Period of data processing
1. Personal data shall be processed for the period necessary to fulfill the purpose for which they were collected, i.e.:
y) for the duration of the concluded contract,
z) for the period necessary to document the executed agreement or service, including issuing a bill or invoice - data shall be stored for 5 years, counting from the end of the calendar year in which the deadline for tax payment expired,
aa) for the period necessary to answer the question asked via the contact form or by phone,
bb) until the time of revocation of consent, if the processing of data is based on the consent of the data subject.
Recipients of the data
The User's personal data may be entrusted to other entities in order to perform services commissioned by the data controller, in particular to entities within the scope of:
a) website hosting,
b) servicing and maintaining the IT systems in which the data are processed, including for the purposes of newsletter automation, issuing invoices, order processing, etc.
c) accounting services,
d) maintenance of office services,
e) courier services broker,
f) droppshipping and order processing.
2. The User's personal data may also be made available to entities supporting the data controller, including entities providing courier and postal services, online payment processing.
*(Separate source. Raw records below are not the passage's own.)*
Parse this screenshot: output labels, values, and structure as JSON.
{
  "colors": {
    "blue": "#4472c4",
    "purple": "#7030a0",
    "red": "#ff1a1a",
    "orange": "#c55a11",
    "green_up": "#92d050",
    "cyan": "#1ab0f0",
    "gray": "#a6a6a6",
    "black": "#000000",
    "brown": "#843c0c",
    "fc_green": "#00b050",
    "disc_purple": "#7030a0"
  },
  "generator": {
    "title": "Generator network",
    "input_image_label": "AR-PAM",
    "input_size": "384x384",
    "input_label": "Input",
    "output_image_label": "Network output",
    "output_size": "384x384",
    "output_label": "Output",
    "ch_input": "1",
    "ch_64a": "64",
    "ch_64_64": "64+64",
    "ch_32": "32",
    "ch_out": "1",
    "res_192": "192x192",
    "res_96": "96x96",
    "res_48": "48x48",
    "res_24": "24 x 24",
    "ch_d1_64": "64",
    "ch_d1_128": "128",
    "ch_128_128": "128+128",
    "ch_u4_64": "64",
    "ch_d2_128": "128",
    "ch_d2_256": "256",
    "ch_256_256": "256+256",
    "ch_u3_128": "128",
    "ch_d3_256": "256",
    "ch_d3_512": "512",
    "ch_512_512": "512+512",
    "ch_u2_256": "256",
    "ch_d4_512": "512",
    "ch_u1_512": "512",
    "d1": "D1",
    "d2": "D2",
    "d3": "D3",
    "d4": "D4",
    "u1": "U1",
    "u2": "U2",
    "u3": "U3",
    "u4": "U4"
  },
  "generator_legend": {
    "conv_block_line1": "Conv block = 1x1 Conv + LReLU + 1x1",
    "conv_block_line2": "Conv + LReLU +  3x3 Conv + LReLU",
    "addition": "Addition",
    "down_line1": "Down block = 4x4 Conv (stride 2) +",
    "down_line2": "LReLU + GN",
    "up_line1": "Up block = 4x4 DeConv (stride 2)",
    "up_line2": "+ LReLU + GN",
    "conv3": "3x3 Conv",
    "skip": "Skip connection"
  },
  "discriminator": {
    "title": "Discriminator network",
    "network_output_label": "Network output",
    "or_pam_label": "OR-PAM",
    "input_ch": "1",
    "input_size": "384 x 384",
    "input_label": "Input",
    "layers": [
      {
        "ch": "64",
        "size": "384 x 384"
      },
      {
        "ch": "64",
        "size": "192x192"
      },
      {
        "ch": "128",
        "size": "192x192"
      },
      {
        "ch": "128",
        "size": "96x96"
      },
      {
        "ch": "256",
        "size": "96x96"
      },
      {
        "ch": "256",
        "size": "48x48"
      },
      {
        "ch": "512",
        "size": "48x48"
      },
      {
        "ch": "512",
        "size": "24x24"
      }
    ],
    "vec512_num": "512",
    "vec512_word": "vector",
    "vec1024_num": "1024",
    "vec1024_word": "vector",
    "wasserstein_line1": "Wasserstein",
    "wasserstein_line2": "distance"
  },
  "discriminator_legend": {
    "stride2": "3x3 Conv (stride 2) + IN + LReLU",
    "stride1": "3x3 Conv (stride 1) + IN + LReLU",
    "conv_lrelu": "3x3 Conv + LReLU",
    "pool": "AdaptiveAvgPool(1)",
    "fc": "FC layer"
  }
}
3. User personal data are not transferred to third countries or international organizations.
Rights of data subjects
1. The data subject shall have:
a) The right of access to and rectification of the content of the data,
b) the right to erasure of data, unless other legal provisions obliging the controller to archive data for a specific period of time are in force,
c) the right to data portability, provided that the data processing is based on a contract or on the consent of the data subject, and the data processing is carried out by automated means,
d) the right to object to the processing of data for direct marketing purposes, carried out by the controller within the framework of a justified legal interest, as well as to the restriction of processing,
e) the right not to be subject to automated profiling, where the controller would make decisions based solely on automated profiling and produce legal effects for or similarly affect the data subject,
f) the right to control the processing of the data and to be informed of who the controller is and to be informed of the purpose, scope and means of the processing, the content of the data, the source of the data, and the manner of disclosure, including the recipients or categories of recipients of the data,
g) the right to withdraw consent at any time where the processing was based on the data subject's consent. Revocation of consent shall not affect the lawfulness of processing carried out on its basis before its revocation,
h) The right to lodge a complaint to the President of the Office for Personal Data Protection (PUODO), if a person considers that the processing of his/her data is incompatible with the regulations currently in force in this regard.
2. In order to exercise the right to control data, access to data content, correction of data, as well as other rights, please contact the data controller.